In view of these considerable risks, and the continuing scrutiny of competition authorities in the EU, it would be prudent for companies to take proactive steps to:

  • ensure that their distribution arrangements, including in relation to e-commerce and online sales, are fully compliant with applicable competition laws (as considered in our update in relation to selective distribution); and
  • more generally, maintain an effective culture of competition law compliance at all levels of their businesses.


1 C-373/14 P Toshiba v Commission EU:C:2016:26, paragraph 26.

2 See, for example, C-67/13 P Groupement des Cartes Bancaires v Commission, EU:C:2014:2204, paragraph 49.

3 See, for example, See Case 243/83 SA Binon & Cie v SA Agence et messageries de la presse, EU:C:1985:284, paragraph 44.

4 See, "Statement by Commissioner Vestager on Commission decision to impose fines on four consumer electronics manufacturers for fixing online resale prices".
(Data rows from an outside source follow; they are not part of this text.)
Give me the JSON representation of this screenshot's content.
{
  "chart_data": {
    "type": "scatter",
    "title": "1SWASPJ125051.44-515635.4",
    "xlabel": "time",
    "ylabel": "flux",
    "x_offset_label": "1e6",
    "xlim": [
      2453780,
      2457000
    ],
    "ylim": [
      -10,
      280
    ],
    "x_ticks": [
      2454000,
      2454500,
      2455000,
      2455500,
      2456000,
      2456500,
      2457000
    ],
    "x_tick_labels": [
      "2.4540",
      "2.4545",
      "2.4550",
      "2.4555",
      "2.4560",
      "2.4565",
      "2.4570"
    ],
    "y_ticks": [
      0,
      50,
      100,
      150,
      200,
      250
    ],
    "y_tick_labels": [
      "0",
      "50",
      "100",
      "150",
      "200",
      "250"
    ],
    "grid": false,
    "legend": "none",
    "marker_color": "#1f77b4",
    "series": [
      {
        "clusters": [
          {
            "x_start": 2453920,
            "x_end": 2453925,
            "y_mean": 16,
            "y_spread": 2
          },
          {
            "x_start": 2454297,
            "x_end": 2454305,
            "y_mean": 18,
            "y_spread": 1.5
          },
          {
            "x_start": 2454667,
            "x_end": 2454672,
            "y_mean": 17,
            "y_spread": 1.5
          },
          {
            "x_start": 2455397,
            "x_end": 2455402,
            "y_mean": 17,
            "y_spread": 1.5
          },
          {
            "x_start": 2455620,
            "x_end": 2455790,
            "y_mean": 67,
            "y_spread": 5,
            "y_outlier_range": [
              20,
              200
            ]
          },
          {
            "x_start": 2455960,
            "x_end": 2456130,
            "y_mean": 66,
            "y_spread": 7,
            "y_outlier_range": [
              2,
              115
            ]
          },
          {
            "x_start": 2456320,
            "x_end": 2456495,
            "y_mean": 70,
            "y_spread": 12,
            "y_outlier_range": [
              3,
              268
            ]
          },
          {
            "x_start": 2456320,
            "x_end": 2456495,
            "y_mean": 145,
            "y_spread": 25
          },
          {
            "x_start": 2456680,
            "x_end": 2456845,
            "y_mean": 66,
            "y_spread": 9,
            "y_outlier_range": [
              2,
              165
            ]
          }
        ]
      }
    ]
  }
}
5 The Commission observed in the context of its e-commerce sector inquiry that "53 % of the respondent retailers track the online prices of competitors, out of which 67 % use automatic software programmes for that purpose. Larger companies have a tendency to track online prices of competitors more than smaller ones. The majority of those retailers that use software to track prices subsequently adjust their own prices to those of their competitors (78 %)", see the Commission Staff Working Document accompanying the Final report on the E-commerce Sector Inquiry, paragraph 149.

6 Regulation 330/2010.

7 See, for example, the Commission's Guidelines on Vertical Restraints, paragraph 226: "the practice of recommending a resale price to a reseller or requiring the reseller to respect a maximum resale price is covered by the VABER when the market share of each of the parties to the agreement does not exceed the 30 % threshold, provided it does not amount to a minimum or fixed sale price as a result of pressure from, or incentives offered by, any of the parties".
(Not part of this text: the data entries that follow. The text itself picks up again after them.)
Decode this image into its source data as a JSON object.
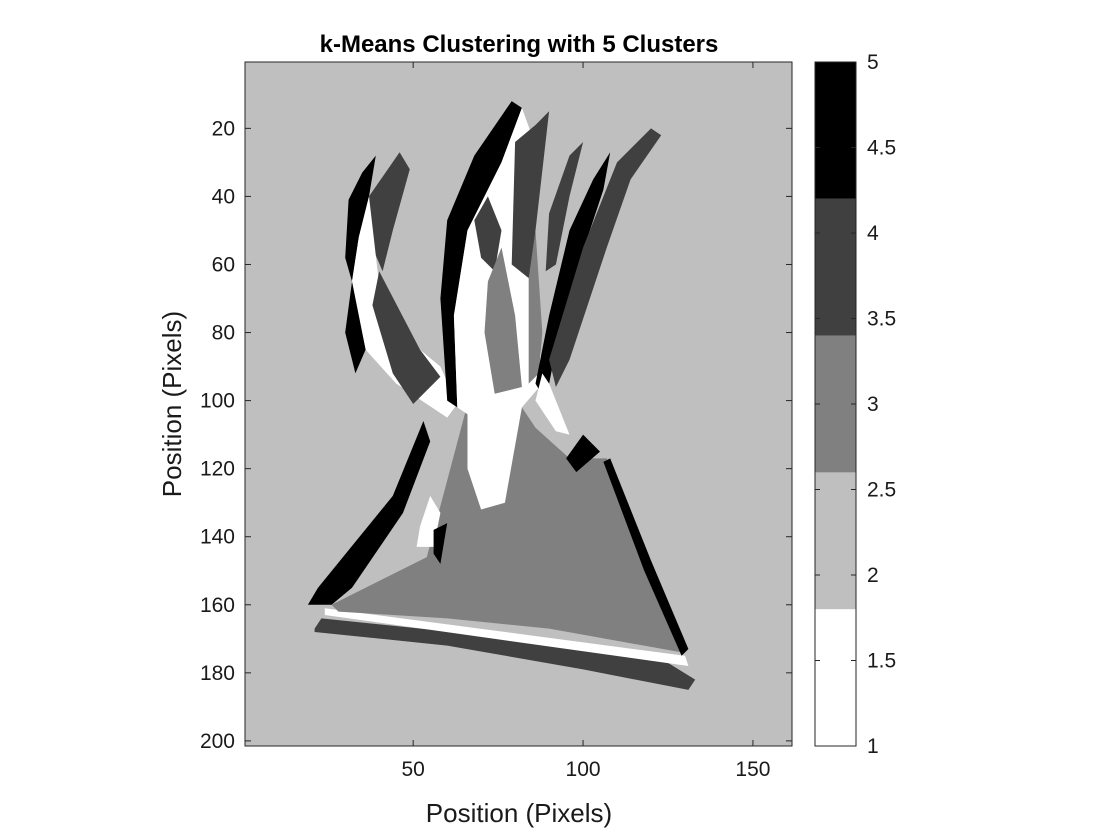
{
  "chart_data": {
    "type": "heatmap",
    "title": "k-Means Clustering with 5 Clusters",
    "xlabel": "Position (Pixels)",
    "ylabel": "Position (Pixels)",
    "xlim": [
      0.5,
      161.5
    ],
    "ylim": [
      0.5,
      201.5
    ],
    "y_reversed": true,
    "xticks": [
      50,
      100,
      150
    ],
    "yticks": [
      20,
      40,
      60,
      80,
      100,
      120,
      140,
      160,
      180,
      200
    ],
    "colorbar": {
      "range": [
        1,
        5
      ],
      "ticks": [
        1,
        1.5,
        2,
        2.5,
        3,
        3.5,
        4,
        4.5,
        5
      ],
      "colors": [
        "#ffffff",
        "#bfbfbf",
        "#808080",
        "#404040",
        "#000000"
      ]
    },
    "background_cluster": 2,
    "regions": [
      {
        "cluster": 4,
        "points": [
          [
            21,
            167
          ],
          [
            23,
            164
          ],
          [
            120,
            174
          ],
          [
            133,
            182
          ],
          [
            131,
            185
          ],
          [
            100,
            179
          ],
          [
            60,
            172
          ],
          [
            21,
            168
          ]
        ]
      },
      {
        "cluster": 1,
        "points": [
          [
            24,
            161
          ],
          [
            130,
            175
          ],
          [
            131,
            178
          ],
          [
            24,
            163
          ]
        ]
      },
      {
        "cluster": 3,
        "points": [
          [
            26,
            160
          ],
          [
            54,
            146
          ],
          [
            66,
            101
          ],
          [
            82,
            102
          ],
          [
            86,
            108
          ],
          [
            96,
            117
          ],
          [
            107,
            117
          ],
          [
            118,
            150
          ],
          [
            129,
            174
          ],
          [
            90,
            167
          ],
          [
            60,
            164
          ],
          [
            28,
            162
          ]
        ]
      },
      {
        "cluster": 5,
        "points": [
          [
            19,
            160
          ],
          [
            22,
            155
          ],
          [
            44,
            128
          ],
          [
            53,
            106
          ],
          [
            55,
            112
          ],
          [
            47,
            133
          ],
          [
            32,
            155
          ],
          [
            26,
            160
          ]
        ]
      },
      {
        "cluster": 5,
        "points": [
          [
            95,
            117
          ],
          [
            100,
            110
          ],
          [
            105,
            115
          ],
          [
            98,
            121
          ]
        ]
      },
      {
        "cluster": 5,
        "points": [
          [
            108,
            117
          ],
          [
            120,
            147
          ],
          [
            131,
            173
          ],
          [
            129,
            175
          ],
          [
            118,
            150
          ],
          [
            106,
            118
          ]
        ]
      },
      {
        "cluster": 1,
        "points": [
          [
            52,
            137
          ],
          [
            55,
            128
          ],
          [
            58,
            133
          ],
          [
            56,
            143
          ],
          [
            51,
            143
          ]
        ]
      },
      {
        "cluster": 5,
        "points": [
          [
            56,
            138
          ],
          [
            60,
            136
          ],
          [
            58,
            148
          ],
          [
            56,
            145
          ]
        ]
      },
      {
        "cluster": 4,
        "points": [
          [
            37,
            40
          ],
          [
            46,
            27
          ],
          [
            49,
            32
          ],
          [
            44,
            50
          ],
          [
            41,
            62
          ],
          [
            38,
            55
          ]
        ]
      },
      {
        "cluster": 5,
        "points": [
          [
            31,
            41
          ],
          [
            35,
            33
          ],
          [
            39,
            28
          ],
          [
            37,
            40
          ],
          [
            34,
            52
          ],
          [
            32,
            65
          ],
          [
            30,
            58
          ]
        ]
      },
      {
        "cluster": 1,
        "points": [
          [
            32,
            65
          ],
          [
            34,
            52
          ],
          [
            37,
            40
          ],
          [
            40,
            66
          ],
          [
            52,
            85
          ],
          [
            58,
            90
          ],
          [
            63,
            101
          ],
          [
            60,
            105
          ],
          [
            45,
            95
          ],
          [
            36,
            85
          ]
        ]
      },
      {
        "cluster": 5,
        "points": [
          [
            30,
            80
          ],
          [
            32,
            65
          ],
          [
            36,
            85
          ],
          [
            33,
            92
          ]
        ]
      },
      {
        "cluster": 4,
        "points": [
          [
            40,
            62
          ],
          [
            52,
            85
          ],
          [
            58,
            93
          ],
          [
            50,
            101
          ],
          [
            44,
            92
          ],
          [
            38,
            72
          ]
        ]
      },
      {
        "cluster": 5,
        "points": [
          [
            60,
            47
          ],
          [
            68,
            28
          ],
          [
            79,
            12
          ],
          [
            82,
            14
          ],
          [
            76,
            30
          ],
          [
            66,
            50
          ],
          [
            62,
            75
          ],
          [
            63,
            102
          ],
          [
            60,
            100
          ],
          [
            58,
            70
          ]
        ]
      },
      {
        "cluster": 1,
        "points": [
          [
            63,
            102
          ],
          [
            62,
            75
          ],
          [
            66,
            50
          ],
          [
            76,
            30
          ],
          [
            82,
            14
          ],
          [
            86,
            25
          ],
          [
            86,
            55
          ],
          [
            88,
            95
          ],
          [
            82,
            102
          ],
          [
            77,
            130
          ],
          [
            70,
            132
          ],
          [
            66,
            120
          ],
          [
            66,
            104
          ]
        ]
      },
      {
        "cluster": 4,
        "points": [
          [
            68,
            47
          ],
          [
            72,
            40
          ],
          [
            76,
            50
          ],
          [
            74,
            62
          ],
          [
            70,
            58
          ]
        ]
      },
      {
        "cluster": 3,
        "points": [
          [
            72,
            65
          ],
          [
            76,
            55
          ],
          [
            80,
            75
          ],
          [
            82,
            96
          ],
          [
            74,
            98
          ],
          [
            71,
            80
          ]
        ]
      },
      {
        "cluster": 3,
        "points": [
          [
            84,
            60
          ],
          [
            86,
            50
          ],
          [
            88,
            80
          ],
          [
            87,
            92
          ],
          [
            84,
            95
          ]
        ]
      },
      {
        "cluster": 4,
        "points": [
          [
            79,
            60
          ],
          [
            80,
            24
          ],
          [
            86,
            19
          ],
          [
            90,
            15
          ],
          [
            86,
            50
          ],
          [
            84,
            64
          ]
        ]
      },
      {
        "cluster": 4,
        "points": [
          [
            90,
            45
          ],
          [
            96,
            28
          ],
          [
            100,
            24
          ],
          [
            96,
            40
          ],
          [
            92,
            60
          ],
          [
            89,
            62
          ]
        ]
      },
      {
        "cluster": 5,
        "points": [
          [
            86,
            95
          ],
          [
            90,
            75
          ],
          [
            96,
            50
          ],
          [
            103,
            35
          ],
          [
            108,
            27
          ],
          [
            106,
            38
          ],
          [
            98,
            62
          ],
          [
            92,
            85
          ],
          [
            89,
            100
          ]
        ]
      },
      {
        "cluster": 4,
        "points": [
          [
            90,
            88
          ],
          [
            100,
            55
          ],
          [
            110,
            30
          ],
          [
            120,
            20
          ],
          [
            123,
            22
          ],
          [
            114,
            35
          ],
          [
            107,
            55
          ],
          [
            96,
            88
          ],
          [
            92,
            96
          ]
        ]
      },
      {
        "cluster": 1,
        "points": [
          [
            86,
            100
          ],
          [
            88,
            92
          ],
          [
            90,
            95
          ],
          [
            92,
            100
          ],
          [
            96,
            110
          ],
          [
            92,
            109
          ]
        ]
      }
    ]
  }
}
8 An arrangement would be capable of benefitting from individual exemption where it satisfies the following four cumulative criteria: (i) the arrangement contributes to improving production or distribution, or promoting technical or economic progress; (ii) the arrangement allows consumers a fair share of the resulting benefit; (iii) the arrangement does not impose restrictions on the parties concerned that are not indispensable to attaining those objectives; and (iv) the arrangement does not afford the parties concerned the possibility of eliminating competition in respect of a substantial part of the products in question. Importantly, it is for the party seeking to rely upon an exemption to evidence that the four cumulative criteria are satisfied by the arrangement.

9 In very limited circumstances, it may be possible for a party to demonstrate that RPM is capable of benefitting from individual exemption under Article 101(3) TFEU. In this context, the Commission's Guidelines on Vertical Restraints provide high level examples of instance where consumers demonstrably benefit from manufacturers' use of RPM over a necessarily limited time period; the Commission suggests that RPM "may be helpful during the introductory period of expanding demand to induce distributors to better take into account the manufacturer's interest to promote the product. ...Similarly, fixed resale prices, and not just maximum resale prices, may be necessary to organise in a franchise system or similar distribution system applying a uniform distribution format a coordinated short term low price campaign (2 to 6 weeks in most cases) which will also benefit the consumers", see the Commission's Guidelines on Vertical Restraints, paragraph 225.

10 For completeness, individuals would not face criminal sanctions under the so-called Cartel Offence in the UK in respect of RPM that occurs at different levels of the supply chain (i.e. RPM agreed between a manufacturer and its appointed retailers).